We introduced Handel back in August 2009. He was a German-born composer born in 1685 who spent most of his career in Great Britain.
In 1741, a wealthy land-owner and accomplished librettist (a "librettist" is someone who writes the words to be sung in an opera) named Charles Jennens presented Handel with the text of a project about Jesus Christ. The text was largely scriptures taken from the King James Version of the Bible (Old and New Testament) and some segments from the Book of Common Prayer. The text was in three parts. The first part contained Old Testament prophecies of the coming of Christ, along with the announcement of His birth to the shepherds. The second part covered the Atonement, crucifixion, resurrection, and His ascension to Heaven. The third part describes the Second Coming and Day of Judgment. Handel took this text and created an oratorio called Messiah.

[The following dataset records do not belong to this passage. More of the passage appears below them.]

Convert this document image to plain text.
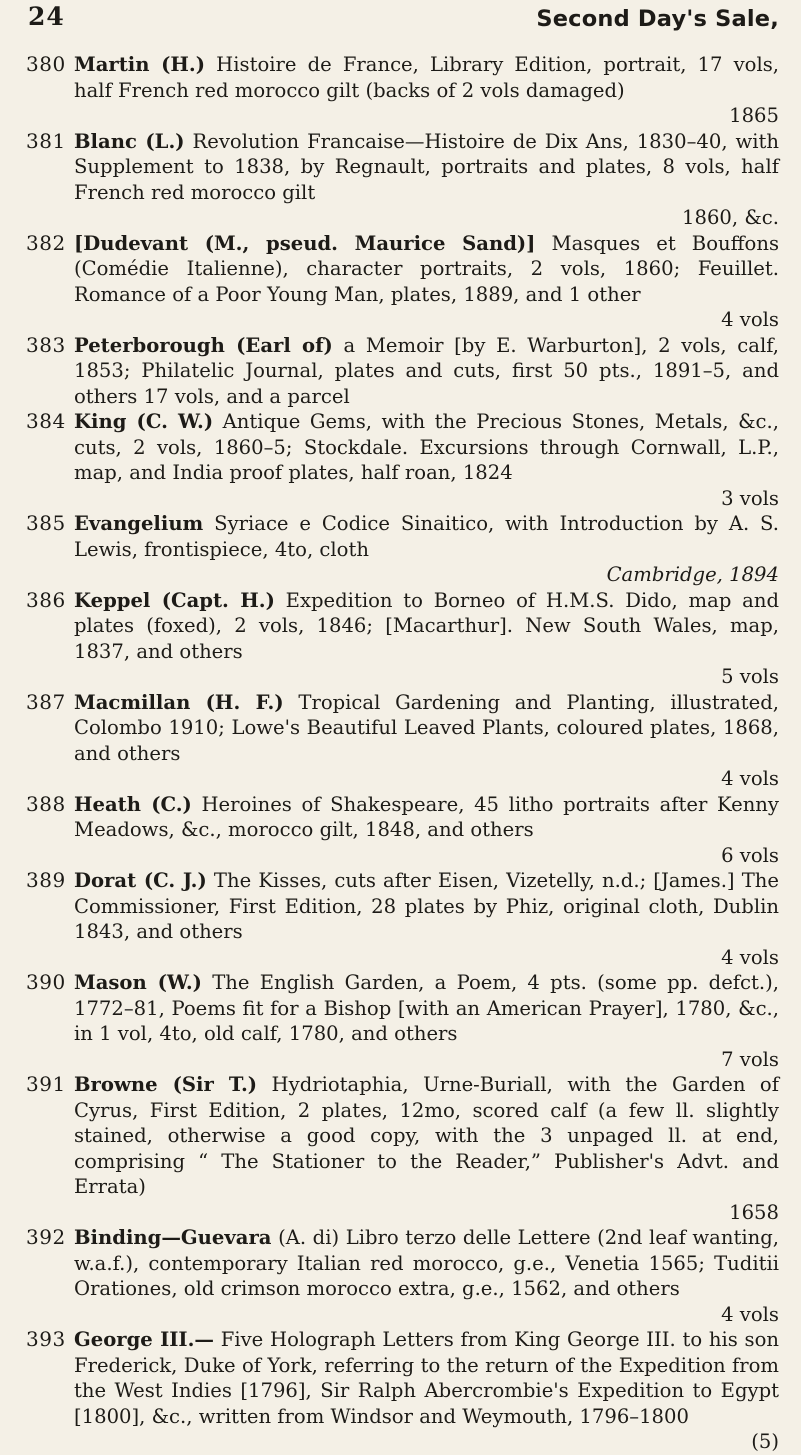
24	Second Day's Sale,
380 Martin (H.) Histoire de France, Library Edition, portrait, 17 vols, half French red morocco gilt (backs of 2 vols damaged)
1865
381 Blanc (L.) Revolution Francaise—Histoire de Dix Ans, 1830–40, with Supplement to 1838, by Regnault, portraits and plates, 8 vols, half French red morocco gilt
1860, &c.
382 [Dudevant (M., pseud. Maurice Sand)] Masques et Bouffons (Comédie Italienne), character portraits, 2 vols, 1860; Feuillet. Romance of a Poor Young Man, plates, 1889, and 1 other
4 vols
383 Peterborough (Earl of) a Memoir [by E. Warburton], 2 vols, calf, 1853; Philatelic Journal, plates and cuts, first 50 pts., 1891–5, and others 17 vols, and a parcel
384 King (C. W.) Antique Gems, with the Precious Stones, Metals, &c., cuts, 2 vols, 1860–5; Stockdale. Excursions through Cornwall, L.P., map, and India proof plates, half roan, 1824
3 vols
385 Evangelium Syriace e Codice Sinaitico, with Introduction by A. S. Lewis, frontispiece, 4to, cloth
Cambridge, 1894
386 Keppel (Capt. H.) Expedition to Borneo of H.M.S. Dido, map and plates (foxed), 2 vols, 1846; [Macarthur]. New South Wales, map, 1837, and others
5 vols
387 Macmillan (H. F.) Tropical Gardening and Planting, illustrated, Colombo 1910; Lowe's Beautiful Leaved Plants, coloured plates, 1868, and others
4 vols
388 Heath (C.) Heroines of Shakespeare, 45 litho portraits after Kenny Meadows, &c., morocco gilt, 1848, and others
6 vols
389 Dorat (C. J.) The Kisses, cuts after Eisen, Vizetelly, n.d.; [James.] The Commissioner, First Edition, 28 plates by Phiz, original cloth, Dublin 1843, and others
4 vols
390 Mason (W.) The English Garden, a Poem, 4 pts. (some pp. defct.), 1772–81, Poems fit for a Bishop [with an American Prayer], 1780, &c., in 1 vol, 4to, old calf, 1780, and others
7 vols
391 Browne (Sir T.) Hydriotaphia, Urne-Buriall, with the Garden of Cyrus, First Edition, 2 plates, 12mo, scored calf (a few ll. slightly stained, otherwise a good copy, with the 3 unpaged ll. at end, comprising “ The Stationer to the Reader,” Publisher's Advt. and Errata)
1658
392 Binding—Guevara (A. di) Libro terzo delle Lettere (2nd leaf wanting, w.a.f.), contemporary Italian red morocco, g.e., Venetia 1565; Tuditii Orationes, old crimson morocco extra, g.e., 1562, and others
4 vols
393 George III.— Five Holograph Letters from King George III. to his son Frederick, Duke of York, referring to the return of the Expedition from the West Indies [1796], Sir Ralph Abercrombie's Expedition to Egypt [1800], &c., written from Windsor and Weymouth, 1796–1800
(5)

An oratorio is like an opera. It is accompanied by an orchestra, and it consists of various types of short pieces, such as a choir piece (chorus) or a vocal solo (aria). Opera is meant to be performed on a stage as part of a drama. It tells a story. An oratorio contains no acting, and is strictly a concert piece.
The word "Messiah" is a Hebrew word that means "Anointed One". This can be directly translated in Greek to the word "Christos" (or, in English, "Christ"). The word "Messiah" is one of the many names referring to Jesus Christ.
The full Messiah oratorio takes over two and a half hours to perform. While it's considered one work of music, it's actually 53 little works. When performed together and in order, they tell the story of the coming of Christ, His earthly mission, and His eventual return. And it does this using the scriptures.
At the end of the second part, there is a chorus named "Hallelujah". The text from this chorus comes from Revelation 19:6, 19:16, and 11:15. The word "hallelujah" is a Hebrew word meaning "Praise God". This is kind of a bridge between Part 2 (the Ascension) and Part 3 (the Second Coming).
In 1787, Wolfgang Amadeus Mozart created an arrangement of Messiah. It strengthens a lot of parts in the orchestra. This is the arrangement that's most commonly performed today.
The "Hallelujah" Chorus has been performed countless times. It is particularly popular around Christmas (thus, the month I chose to highlight it).
Even though the choir is singing in English, it may still be hard to understand what they're singng, so here's the text:
Hallelujah, for the Lord God Omnipotent reigneth! Hallelujah!
The Kingdom of this world is become the Kingdom of our Lord and of His Christ,
And He shall reign forever and ever, Hallelujah!
King of Kings, and Lord of Lords, and He shall reign forever and ever, Hallelujah!
I have absolutely no clue when I first heard this piece. This is an extremely popular piece of classical music, and I probably heard it first when I was very, very young (and it was probably around Christmas time). In fact, it's entirely possible that the first performance I heard was one of the many performances broadcast of the Mormon Tabernacle Choir. I really don't know.
I have performed this piece several times. In High School, we would perform this piece around Christmas time in the St. Bernard's Church on the corner of Church Street and Main Street in Watertown. I was known for being an unusually loud tenor, so, when listening to concert recordings, I could often pick out my own voice on lines such as "King of Kings!"